This may look easy enough - well actually it is, as long as you know a few basic facts. If you don't know what you're doing it can be quite easy to damage the crank or the pedal itself. So to get your pedals to work effectively and to stay tight enough for longer rides follow the few simple pointers below. Make sure both wheels are touching the floor to allow a greater friction as the pedal threads will probably be quite tight.
You're going to need:
- A 15mm Pedal Wrench (you can use normal wrenches but these have a longer handle for extra force and they usually fit better into small axle slots)
- Some Waterproof Grease (I usually use Finish Line Synthetic Grease or similar)
- Possibly some elbow grease
Removing Pedals: To loosen the pedals, position the wrench about 50 degrees away from the floor pointing between the saddle and rear wheel. Then for both pedals you need to turn the shafts towards the rear of the bike (the left pedal has an opposite direction thread is to prevent it from coming loose whilst riding), so counter-clockwise for the right pedal and clockwise for the left. Then simply unscrew the pedals until they come off.
Installing Pedals: Firstly it's advisable to give the crank thread a bit of a clean up to make sure there's no grit or dirt in there - just use a rag or clean paint brush. Apply a thin layer of waterproof grease to the pedal threads (this prevents them from seizing so you can replace them again in the future). Turn the wrench to the front of the bike for both sides, so so clockwise for the right pedal and counter-clockwise for the left.

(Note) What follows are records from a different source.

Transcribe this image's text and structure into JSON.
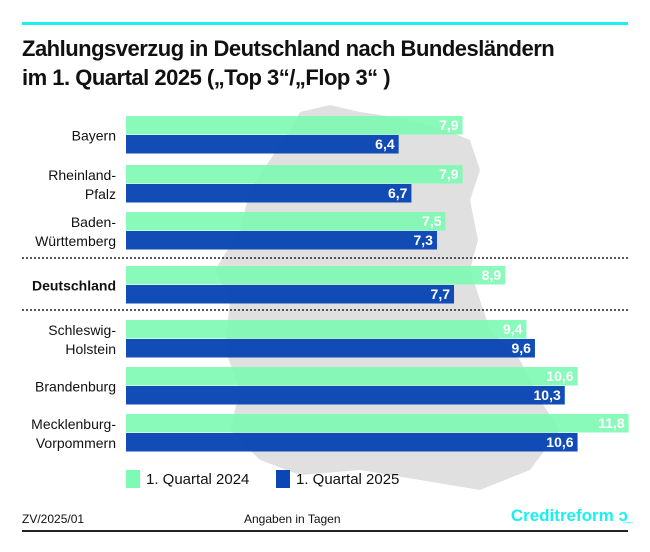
{
  "title_lines": [
    "Zahlungsverzug in Deutschland nach Bundesländern",
    "im 1. Quartal 2025 („Top 3“/„Flop 3“ )"
  ],
  "chart_data": {
    "type": "bar",
    "orientation": "horizontal",
    "title": "Zahlungsverzug in Deutschland nach Bundesländern im 1. Quartal 2025 („Top 3“/„Flop 3“ )",
    "unit": "Angaben in Tagen",
    "categories": [
      [
        "Bayern"
      ],
      [
        "Rheinland-",
        "Pfalz"
      ],
      [
        "Baden-",
        "Württemberg"
      ],
      [
        "Deutschland"
      ],
      [
        "Schleswig-",
        "Holstein"
      ],
      [
        "Brandenburg"
      ],
      [
        "Mecklenburg-",
        "Vorpommern"
      ]
    ],
    "bold_category": 3,
    "separators_after": [
      2,
      3
    ],
    "series": [
      {
        "name": "1. Quartal 2024",
        "color": "#7dfab4",
        "values": [
          7.9,
          7.9,
          7.5,
          8.9,
          9.4,
          10.6,
          11.8
        ],
        "labels": [
          "7,9",
          "7,9",
          "7,5",
          "8,9",
          "9,4",
          "10,6",
          "11,8"
        ]
      },
      {
        "name": "1. Quartal 2025",
        "color": "#0a46b4",
        "values": [
          6.4,
          6.7,
          7.3,
          7.7,
          9.6,
          10.3,
          10.6
        ],
        "labels": [
          "6,4",
          "6,7",
          "7,3",
          "7,7",
          "9,6",
          "10,3",
          "10,6"
        ]
      }
    ],
    "legend": "bottom",
    "grid": false
  },
  "footer": {
    "code": "ZV/2025/01",
    "unit": "Angaben in Tagen",
    "logo": "Creditreform"
  }
}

Note: Some pedals don't have flats on the shaft, but instead an allen key bolt on the inside of the tread (on the opposite side). It's best to get yourself a set of long handled allen keys for this so you have a little more leverage. Just use the correct size allen key to remove/install the pedal remembering to turn them towards the back of your bike to remove and towards the front of your bike to install.